Les Qarmates font partie d'une branche des Ismaélites dont l'idéal égalitaire est particulièrement mis en avant.
Le nom qarmate vient du fondateur Hamdan Qarmat Ibn al-Ach'ath. Le mot pourait désigner "un paysan" ou "villageois", catégorie particulièrement exploitée sous la dynastie des Abassides. Hamdan "qarmate" serait un "paysan révolté" ...

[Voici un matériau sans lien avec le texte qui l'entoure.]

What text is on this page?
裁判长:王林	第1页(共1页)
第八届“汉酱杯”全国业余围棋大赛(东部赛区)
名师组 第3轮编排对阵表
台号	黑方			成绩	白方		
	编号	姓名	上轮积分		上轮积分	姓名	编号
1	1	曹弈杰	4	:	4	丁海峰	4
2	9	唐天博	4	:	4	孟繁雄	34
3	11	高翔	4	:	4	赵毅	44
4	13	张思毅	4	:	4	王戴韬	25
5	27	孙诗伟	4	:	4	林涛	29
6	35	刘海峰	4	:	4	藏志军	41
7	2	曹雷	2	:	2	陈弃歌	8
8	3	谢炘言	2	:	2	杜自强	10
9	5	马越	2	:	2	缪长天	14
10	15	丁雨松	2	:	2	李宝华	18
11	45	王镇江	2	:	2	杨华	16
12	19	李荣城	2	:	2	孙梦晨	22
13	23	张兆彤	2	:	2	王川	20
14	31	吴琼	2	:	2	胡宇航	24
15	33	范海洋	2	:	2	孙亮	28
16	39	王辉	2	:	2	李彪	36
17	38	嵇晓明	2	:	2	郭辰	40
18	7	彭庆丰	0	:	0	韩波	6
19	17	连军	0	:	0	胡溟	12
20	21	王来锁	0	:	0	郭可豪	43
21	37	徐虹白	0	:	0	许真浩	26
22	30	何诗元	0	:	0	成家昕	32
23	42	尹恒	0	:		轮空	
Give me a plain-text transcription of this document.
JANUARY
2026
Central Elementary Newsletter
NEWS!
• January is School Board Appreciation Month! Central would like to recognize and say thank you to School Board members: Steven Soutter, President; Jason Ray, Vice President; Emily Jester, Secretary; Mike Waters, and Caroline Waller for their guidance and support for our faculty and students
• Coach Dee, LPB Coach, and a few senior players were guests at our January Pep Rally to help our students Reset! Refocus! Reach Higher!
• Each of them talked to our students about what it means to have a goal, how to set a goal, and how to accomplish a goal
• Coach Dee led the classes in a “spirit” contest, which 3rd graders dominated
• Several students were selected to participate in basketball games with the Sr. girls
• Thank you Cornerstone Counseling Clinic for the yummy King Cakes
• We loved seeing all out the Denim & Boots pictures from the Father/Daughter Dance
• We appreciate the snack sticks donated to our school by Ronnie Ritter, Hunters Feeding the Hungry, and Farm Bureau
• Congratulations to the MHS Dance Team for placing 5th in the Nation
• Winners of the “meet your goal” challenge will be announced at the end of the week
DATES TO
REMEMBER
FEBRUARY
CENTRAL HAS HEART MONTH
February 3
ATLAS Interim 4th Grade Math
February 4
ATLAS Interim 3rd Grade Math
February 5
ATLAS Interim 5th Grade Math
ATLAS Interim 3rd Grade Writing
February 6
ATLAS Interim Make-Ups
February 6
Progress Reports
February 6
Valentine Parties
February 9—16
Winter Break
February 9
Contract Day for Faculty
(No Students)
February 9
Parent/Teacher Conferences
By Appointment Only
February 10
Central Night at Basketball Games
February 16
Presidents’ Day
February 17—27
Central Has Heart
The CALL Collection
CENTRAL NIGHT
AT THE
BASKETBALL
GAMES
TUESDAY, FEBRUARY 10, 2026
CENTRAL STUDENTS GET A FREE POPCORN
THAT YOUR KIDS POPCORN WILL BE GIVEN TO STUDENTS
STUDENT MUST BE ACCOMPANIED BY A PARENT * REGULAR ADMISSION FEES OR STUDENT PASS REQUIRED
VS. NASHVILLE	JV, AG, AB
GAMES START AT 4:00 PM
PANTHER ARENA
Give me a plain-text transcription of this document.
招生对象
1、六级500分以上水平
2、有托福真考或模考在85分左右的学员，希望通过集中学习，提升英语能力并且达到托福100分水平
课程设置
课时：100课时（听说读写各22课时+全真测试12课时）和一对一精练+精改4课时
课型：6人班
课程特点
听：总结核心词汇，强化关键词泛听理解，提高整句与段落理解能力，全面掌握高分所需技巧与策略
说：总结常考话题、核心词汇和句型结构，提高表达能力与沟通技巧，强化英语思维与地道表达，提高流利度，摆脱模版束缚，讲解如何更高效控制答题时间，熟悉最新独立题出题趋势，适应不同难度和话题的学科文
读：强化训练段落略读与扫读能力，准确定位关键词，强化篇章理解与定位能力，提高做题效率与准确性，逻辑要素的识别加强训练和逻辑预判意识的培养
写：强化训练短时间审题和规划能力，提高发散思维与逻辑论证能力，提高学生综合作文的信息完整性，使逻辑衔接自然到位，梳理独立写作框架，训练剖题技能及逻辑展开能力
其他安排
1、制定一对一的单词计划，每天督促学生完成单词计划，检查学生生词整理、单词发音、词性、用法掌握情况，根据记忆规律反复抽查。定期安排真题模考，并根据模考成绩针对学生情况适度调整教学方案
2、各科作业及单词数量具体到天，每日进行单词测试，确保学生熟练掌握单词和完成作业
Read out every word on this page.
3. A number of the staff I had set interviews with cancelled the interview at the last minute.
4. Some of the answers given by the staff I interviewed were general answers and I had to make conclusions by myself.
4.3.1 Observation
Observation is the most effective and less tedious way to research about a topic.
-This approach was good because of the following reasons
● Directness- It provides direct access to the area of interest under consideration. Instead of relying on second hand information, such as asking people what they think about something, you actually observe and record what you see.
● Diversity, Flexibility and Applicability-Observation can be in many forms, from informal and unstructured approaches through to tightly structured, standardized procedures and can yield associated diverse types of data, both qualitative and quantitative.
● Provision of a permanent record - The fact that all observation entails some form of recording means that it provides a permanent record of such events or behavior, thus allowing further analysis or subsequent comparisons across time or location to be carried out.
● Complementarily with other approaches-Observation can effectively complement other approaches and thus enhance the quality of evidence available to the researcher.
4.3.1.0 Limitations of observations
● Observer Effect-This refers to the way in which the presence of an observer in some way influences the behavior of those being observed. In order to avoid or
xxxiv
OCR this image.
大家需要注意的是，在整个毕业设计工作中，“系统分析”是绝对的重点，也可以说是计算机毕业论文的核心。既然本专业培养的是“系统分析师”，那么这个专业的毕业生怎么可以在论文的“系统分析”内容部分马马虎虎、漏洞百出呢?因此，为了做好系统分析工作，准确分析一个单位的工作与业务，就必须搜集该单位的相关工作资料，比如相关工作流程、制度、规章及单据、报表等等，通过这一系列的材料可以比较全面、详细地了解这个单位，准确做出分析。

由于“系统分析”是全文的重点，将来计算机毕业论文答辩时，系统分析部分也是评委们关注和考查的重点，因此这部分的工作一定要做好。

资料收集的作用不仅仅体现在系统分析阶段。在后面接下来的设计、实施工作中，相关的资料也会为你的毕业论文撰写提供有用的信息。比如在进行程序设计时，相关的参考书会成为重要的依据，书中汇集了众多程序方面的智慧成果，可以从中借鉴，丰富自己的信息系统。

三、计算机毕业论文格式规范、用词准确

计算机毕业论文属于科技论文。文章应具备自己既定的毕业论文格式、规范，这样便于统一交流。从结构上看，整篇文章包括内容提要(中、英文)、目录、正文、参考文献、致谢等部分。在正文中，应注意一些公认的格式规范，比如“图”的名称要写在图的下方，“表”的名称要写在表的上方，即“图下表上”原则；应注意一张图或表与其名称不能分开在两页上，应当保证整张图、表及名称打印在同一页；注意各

Sa conversion à l'Ismaélisme date de 874. A la mort de son Maitre il prend la direction du mouvement, qui se développe à Koufa (Irak), et envoie une mission à Bahrein et le Yemen.
Ne revenant pas d'un voyage vers Bagdad, il est remplacé par des successeurs assez actifs qui s'emparent de Homs, Alep et Hama (Syrie), attaquent As Salamiya, avant d'être battus par l'armée abasside. Ils réussissent encore, après cette défaite, à prendre Bassorah, contrôlant les caravanes vers La Mecque, et s'emparant d'un grand trésor (des Toulounides d'Egypte) ... En 907, leur chef, Zikrawayh marche sur Bagdad, mais est tué par une grande armée turque. Une autre expédition contre Damas échoue également.
C'est à Barhein que les Qarmates ont pu constituer un Etat. Abû sa`yid al-Jannabi, envoyé en mission en 886 par Hamdan Qarmate, arrive à chasser le gouverneur et les troupes abassides, et prend le contrôle la côte orientale du golfe persique, sur une zone de Bassorah à Awal, englobant Barhein, Qatif, le Koweit et le Qatar.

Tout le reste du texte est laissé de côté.